The first of Tommy Bowe’s two fine touchdowns came with only three minutes on the clock following a break by the excellent Jamie Heaslip and a pinpoint grubber by Jonathan Sexton, making his RBS 6 Nations debut.
The fact that he was taken out after threading a perfect ball in behind England’s vulnerable left wing, Ugo Moyne, did not faze him.
He received treatment, got up, took the conversion and although he missed, that also failed to bother him.
It wasn’t his only miscue off the tee on what was a difficult day for the Irish kicker and his English counterpart, Jonny Wilkinson, with the wind — and at times the rain — conspiring to thwart both of them.
Wilkinson missed two second half penalties; Sexton, in the course of the afternoon, missed two conversions and a brace of penalties.
That said, he did enough that was good to vindicate Declan Kidney’s bold decision to include him ahead of Ronan O’Gara.
Certainly Bowe saw a lot more of the ball courtesy of Sexton than was the case in either of the open
ing two matches in which O’Gara wore the number 10 jersey.

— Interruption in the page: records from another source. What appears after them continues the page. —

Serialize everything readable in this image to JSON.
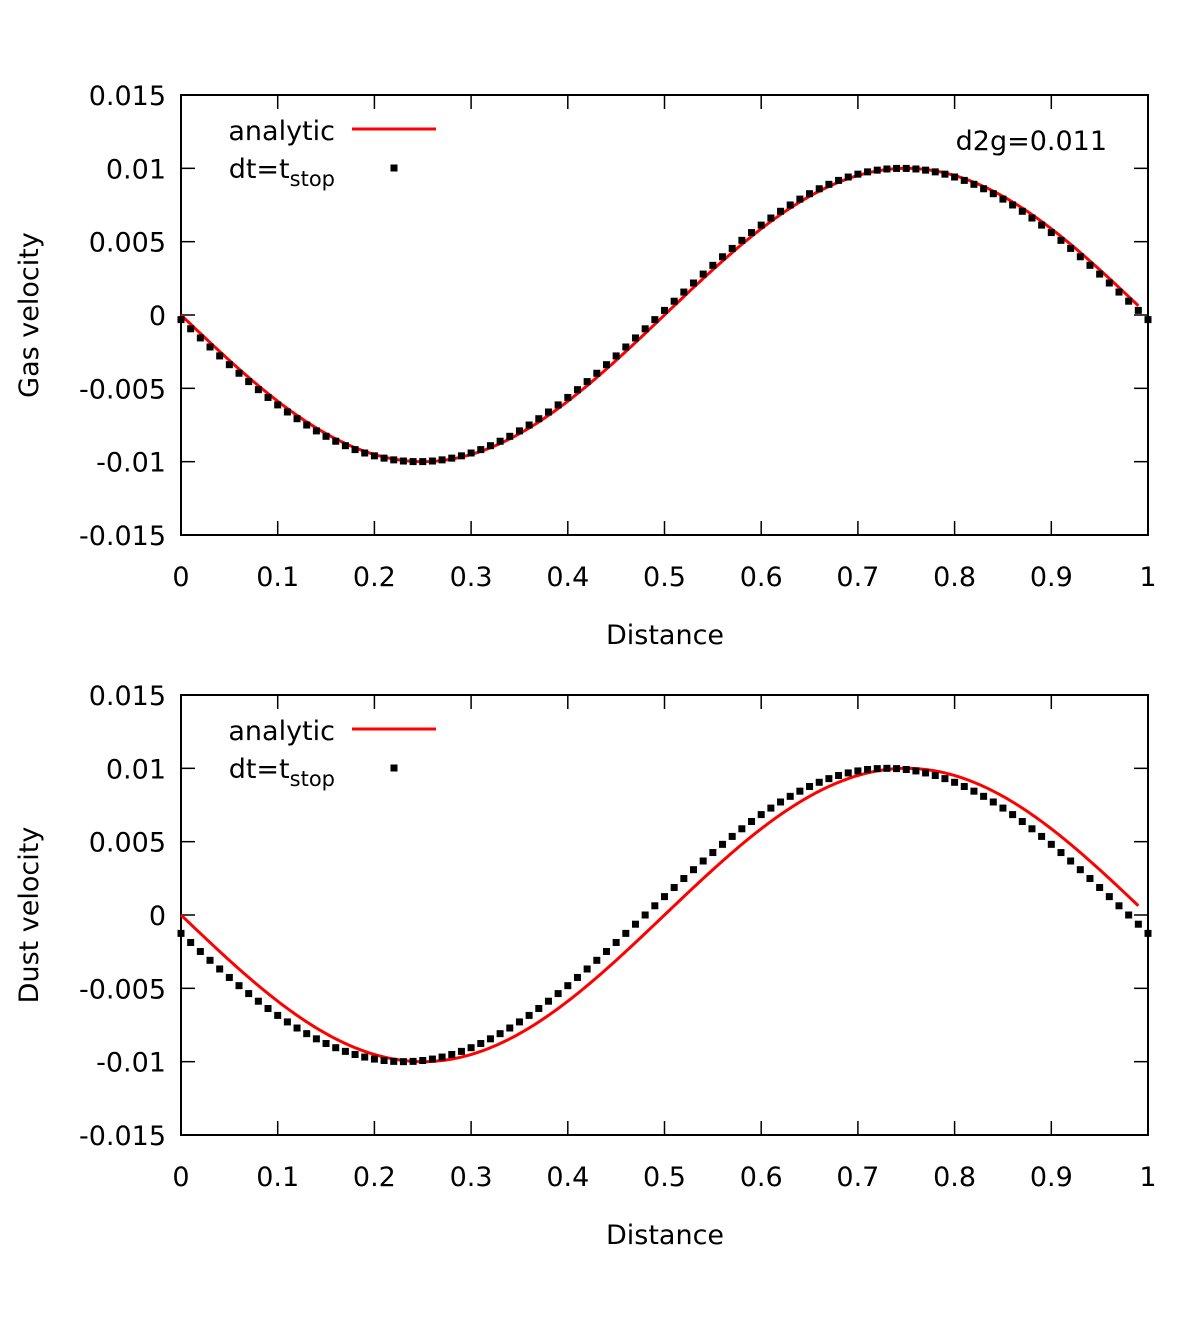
{
  "chart_data": [
    {
      "type": "line",
      "panel": "top",
      "title": "",
      "xlabel": "Distance",
      "ylabel": "Gas velocity",
      "xlim": [
        0,
        1
      ],
      "ylim": [
        -0.015,
        0.015
      ],
      "xticks": [
        0,
        0.1,
        0.2,
        0.3,
        0.4,
        0.5,
        0.6,
        0.7,
        0.8,
        0.9,
        1
      ],
      "xtick_labels": [
        "0",
        "0.1",
        "0.2",
        "0.3",
        "0.4",
        "0.5",
        "0.6",
        "0.7",
        "0.8",
        "0.9",
        "1"
      ],
      "yticks": [
        -0.015,
        -0.01,
        -0.005,
        0,
        0.005,
        0.01,
        0.015
      ],
      "ytick_labels": [
        "-0.015",
        "-0.01",
        "-0.005",
        "0",
        "0.005",
        "0.01",
        "0.015"
      ],
      "grid": false,
      "legend_position": "top-left",
      "annotation": "d2g=0.011",
      "series": [
        {
          "name": "analytic",
          "style": "line",
          "color": "#ff0000",
          "function": "-0.01*sin(2*pi*x)",
          "x_range": [
            0,
            0.99
          ]
        },
        {
          "name": "dt=t_stop",
          "legend_main": "dt=t",
          "legend_sub": "stop",
          "style": "points",
          "color": "#000000",
          "function": "-0.01*sin(2*pi*(x+0.005))",
          "x_range": [
            0,
            1
          ],
          "n_points": 101
        }
      ]
    },
    {
      "type": "line",
      "panel": "bottom",
      "title": "",
      "xlabel": "Distance",
      "ylabel": "Dust velocity",
      "xlim": [
        0,
        1
      ],
      "ylim": [
        -0.015,
        0.015
      ],
      "xticks": [
        0,
        0.1,
        0.2,
        0.3,
        0.4,
        0.5,
        0.6,
        0.7,
        0.8,
        0.9,
        1
      ],
      "xtick_labels": [
        "0",
        "0.1",
        "0.2",
        "0.3",
        "0.4",
        "0.5",
        "0.6",
        "0.7",
        "0.8",
        "0.9",
        "1"
      ],
      "yticks": [
        -0.015,
        -0.01,
        -0.005,
        0,
        0.005,
        0.01,
        0.015
      ],
      "ytick_labels": [
        "-0.015",
        "-0.01",
        "-0.005",
        "0",
        "0.005",
        "0.01",
        "0.015"
      ],
      "grid": false,
      "legend_position": "top-left",
      "annotation": "",
      "series": [
        {
          "name": "analytic",
          "style": "line",
          "color": "#ff0000",
          "function": "-0.01*sin(2*pi*x)",
          "x_range": [
            0,
            0.99
          ]
        },
        {
          "name": "dt=t_stop",
          "legend_main": "dt=t",
          "legend_sub": "stop",
          "style": "points",
          "color": "#000000",
          "function": "-0.01*sin(2*pi*(x+0.02))",
          "x_range": [
            0,
            1
          ],
          "n_points": 101
        }
      ]
    }
  ]
}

Ireland deserve credit for much of what they did, and criticism for some things too. Once again their concession of penalties was a problem as a count of 14-6 in England’s favour shows.
And there were times when they worked themselves to within striking distance of the English line but Ireland failed to make those visits deep into the hosts’ 22 count.
On the plus side it was impressive to see how they responded when, in the 71st minute, they slipped into arrears for the first time in the match.
Having lost skipper Brian O’Driscoll six minutes earlier when Paul O’Connell’s knee banged into his head, the concession of the drop goal which put England 16-3 up was a massive double whammy.
Here Declan Kidney earned his wages, both for his tactical nous and his man-management skills, for four of those he introduced
from the bench — O’Gara, Leo Cullen, both of whom he had dropped, Shane Jennings and Eoin Reddan — figured prominently in the creation of a superb match-winning try by Bowe.
O’Gara’s conversion meant a penalty or drop goal was no good to England.
In between Bowe’s brace, Ireland’s other winger, Keith Earls, went over for a 55th minute score after a well-worked move.
With the pack applying the pressure and recycling the ball close to the line, half-backs Tomas O’Leary and Sexton picked the lock with two slick passes and Earls was in.
England responded five minutes later with a video-confirmed try by tighthead Dan Cole to reward good work by his pack, with Wilkinson converting to tie the scores at 13-13.
Tense, dramatic, passionate, exciting, bruising.
So a blip in Paris? Probably; this team isn’t a spent force just yet.